Good question. For context, forced sterilization has a long history in Canada, and North America more broadly.
A 2015 book, An Act of Genocide: Colonialism and the Sterilization of Aboriginal Women, found 580 sterilizations of Indigenous women in Canada between 1971 and 1974, all at federal hospitals. They were carried out by “eugenically minded doctors” (those that believe humans should be selectively bred to improve the population’s genetic composition), argued the book’s author, Karen Stote.
In a recent interview with the CBC, Janet Smylie, a research chair at St. Michael's Hospital and the University of Toronto, said forced sterilization is “rooted in racism, systemic racism, attitudinal racism, and the images of Indigenous women as sexualized people that actually are recorded by the very first European settlers in this country.”

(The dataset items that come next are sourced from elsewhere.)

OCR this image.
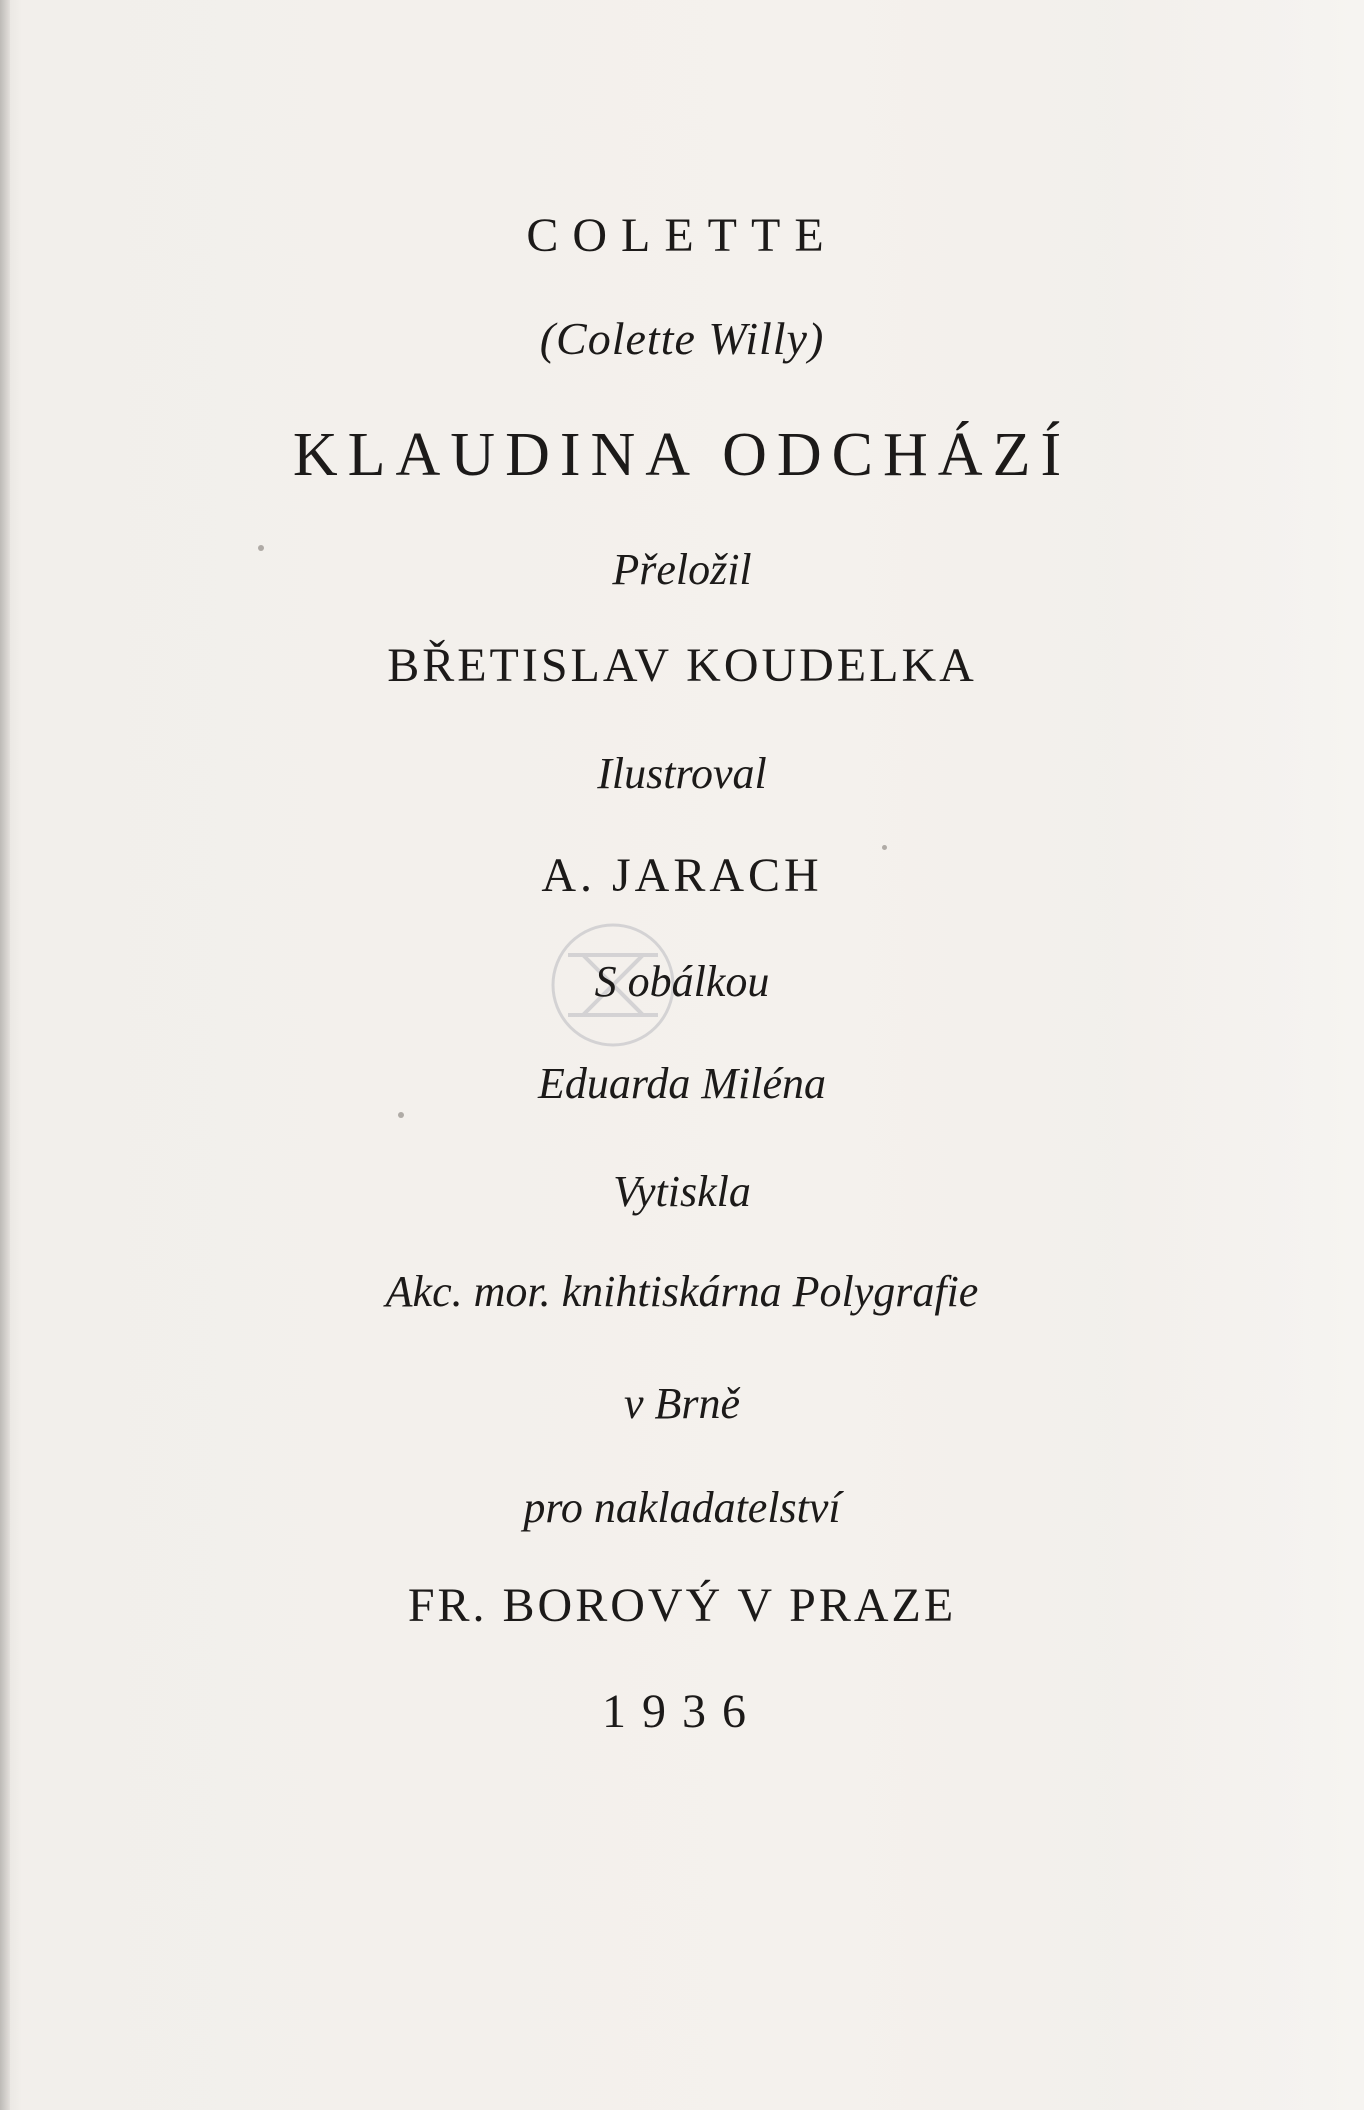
COLETTE
(Colette Willy)
KLAUDINA ODCHÁZÍ
Přeložil
BŘETISLAV KOUDELKA
Ilustroval
A. JARACH
S obálkou
Eduarda Miléna
Vytiskla
Akc. mor. knihtiskárna Polygrafie
v Brně
pro nakladatelství
FR. BOROVÝ V PRAZE
1936
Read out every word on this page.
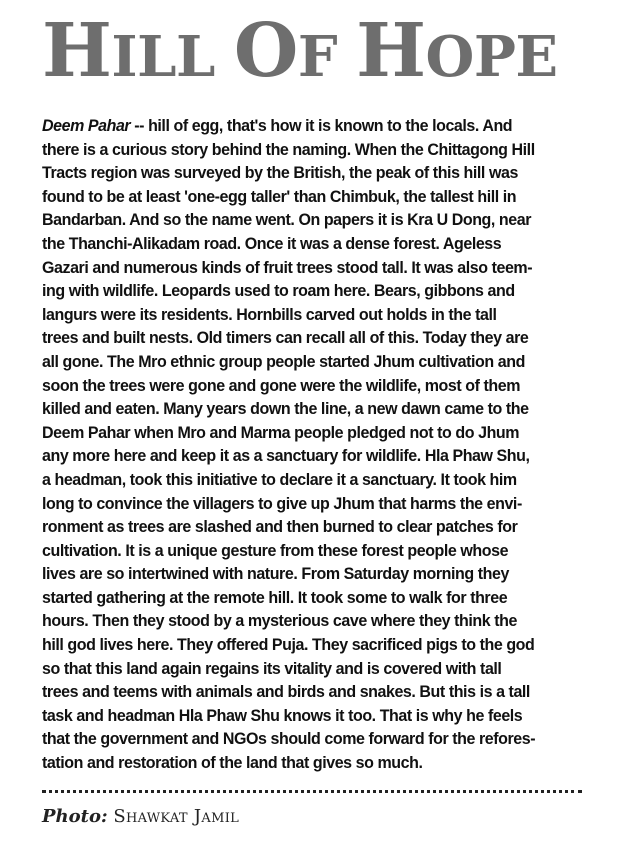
HILL OF HOPE

Deem Pahar -- hill of egg, that's how it is known to the locals. And
there is a curious story behind the naming. When the Chittagong Hill
Tracts region was surveyed by the British, the peak of this hill was
found to be at least 'one-egg taller' than Chimbuk, the tallest hill in
Bandarban. And so the name went. On papers it is Kra U Dong, near
the Thanchi-Alikadam road. Once it was a dense forest. Ageless
Gazari and numerous kinds of fruit trees stood tall. It was also teem-
ing with wildlife. Leopards used to roam here. Bears, gibbons and
langurs were its residents. Hornbills carved out holds in the tall
trees and built nests. Old timers can recall all of this. Today they are
all gone. The Mro ethnic group people started Jhum cultivation and
soon the trees were gone and gone were the wildlife, most of them
killed and eaten. Many years down the line, a new dawn came to the
Deem Pahar when Mro and Marma people pledged not to do Jhum
any more here and keep it as a sanctuary for wildlife. Hla Phaw Shu,
a headman, took this initiative to declare it a sanctuary. It took him
long to convince the villagers to give up Jhum that harms the envi-
ronment as trees are slashed and then burned to clear patches for
cultivation. It is a unique gesture from these forest people whose
lives are so intertwined with nature. From Saturday morning they
started gathering at the remote hill. It took some to walk for three
hours. Then they stood by a mysterious cave where they think the
hill god lives here. They offered Puja. They sacrificed pigs to the god
so that this land again regains its vitality and is covered with tall
trees and teems with animals and birds and snakes. But this is a tall
task and headman Hla Phaw Shu knows it too. That is why he feels
that the government and NGOs should come forward for the refores-
tation and restoration of the land that gives so much.

Photo: Shawkat Jamil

And it’s not just Indigenous women who have been subjected to this unsettling abuse. The sterilization of intellectually disabled people and those with mental health problems was written into Alberta’s law in the mid-twentieth century, and permitted by the province to be conducted without patients’ consent. It wasn’t until 1986 that the Supreme Court ruled that adults with mental disabilities can’t be sterilized without their consent.

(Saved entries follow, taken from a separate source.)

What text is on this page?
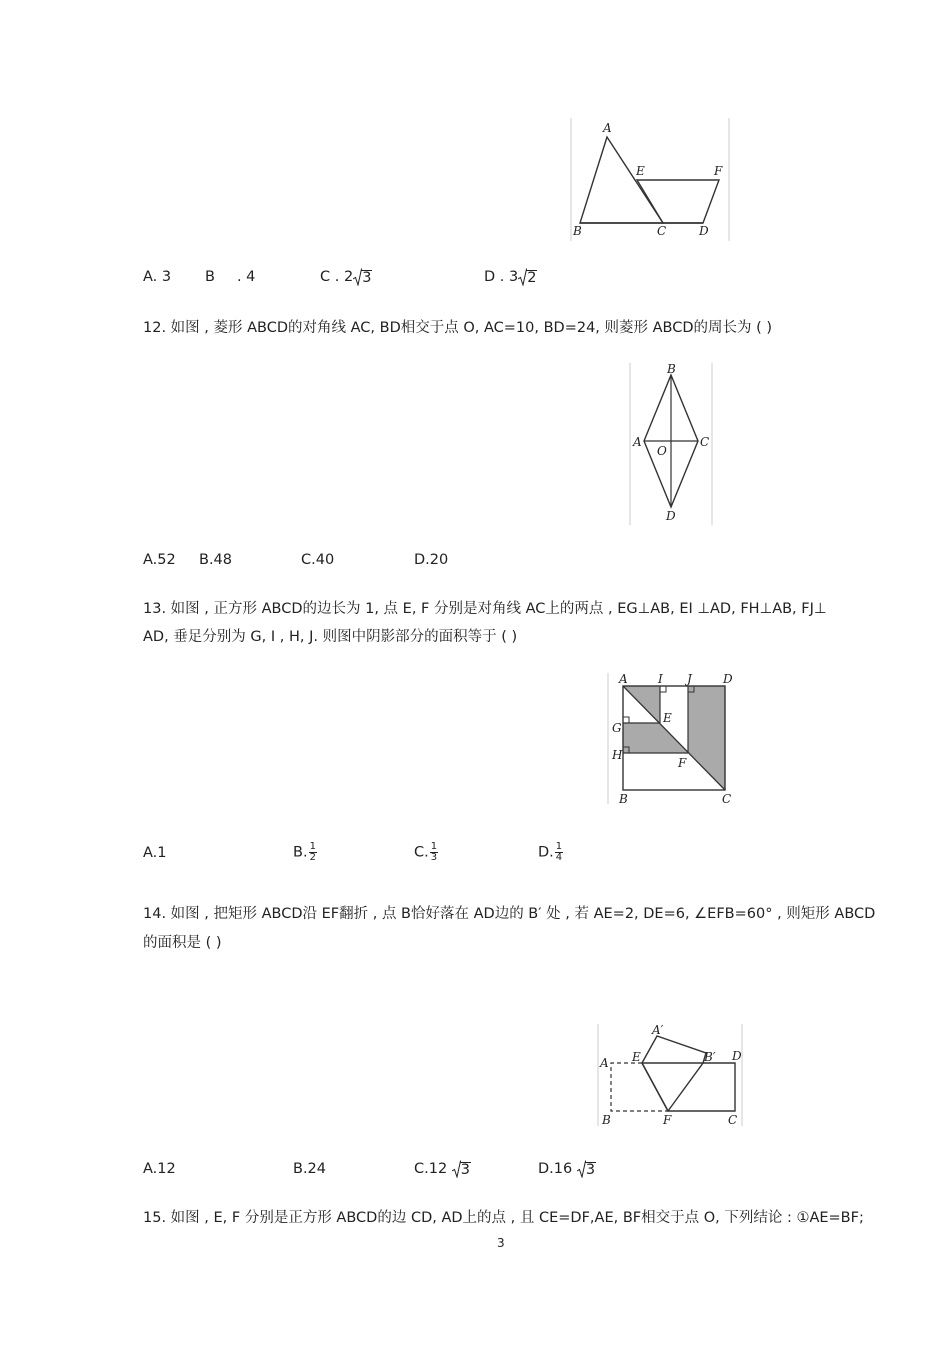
A
B	C	D
E	F
A. 3 B . 4	C . 2 3	D . 3 2
12. 如图 , 菱形 ABCD的对角线 AC, BD相交于点 O, AC=10, BD=24, 则菱形 ABCD的周长为 ( )
B
A	C
D
O
A.52 B.48	C.40	D.20
13. 如图 , 正方形 ABCD的边长为 1, 点 E, F 分别是对角线 AC上的两点 , EG⊥AB, EI ⊥AD, FH⊥AB, FJ⊥
AD, 垂足分别为 G, I , H, J. 则图中阴影部分的面积等于 ( )
A	I J	D
E
G
H
F
B	C
A.1	B. $\frac{1}{2}$	C. $\frac{1}{3}$	D. $\frac{1}{4}$
14. 如图 , 把矩形 ABCD沿 EF翻折 , 点 B恰好落在 AD边的 B′ 处 , 若 AE=2, DE=6, ∠EFB=60° , 则矩形 ABCD
的面积是 ( )
A′
A E	B′ D
B	F	C
A.12	B.24	C.12 3	D.16 3
15. 如图 , E, F 分别是正方形 ABCD的边 CD, AD上的点 , 且 CE=DF,AE, BF相交于点 O, 下列结论 : ①AE=BF;
3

In America, forced sterilization has been deeply tied to racism, anti-immigrant sentiment, eugenics, and discrimination. In 1972, the U.S. government admitted that it had sterilized 3,406 Native American women over just three years, from 1973 and 1976, without evidence that women had given properly informed consent. Federally funded sterilization programs existed in 32 states, and tens of thousands of people were sterilized (men and women). As recently as 2013, women in U.S. prisons were coerced into being sterilized. Meaning that this assault on women’s autonomy and health appears to be ongoing on both sides of the border.
So what’s going to happen with these recent allegations?
Given the outcry over these latest revelations in Canada, it’s likely the federal government — especially one that says it wants to do far better by Indigenous Canadians — will be forced to at least respond to the allegations, if not act.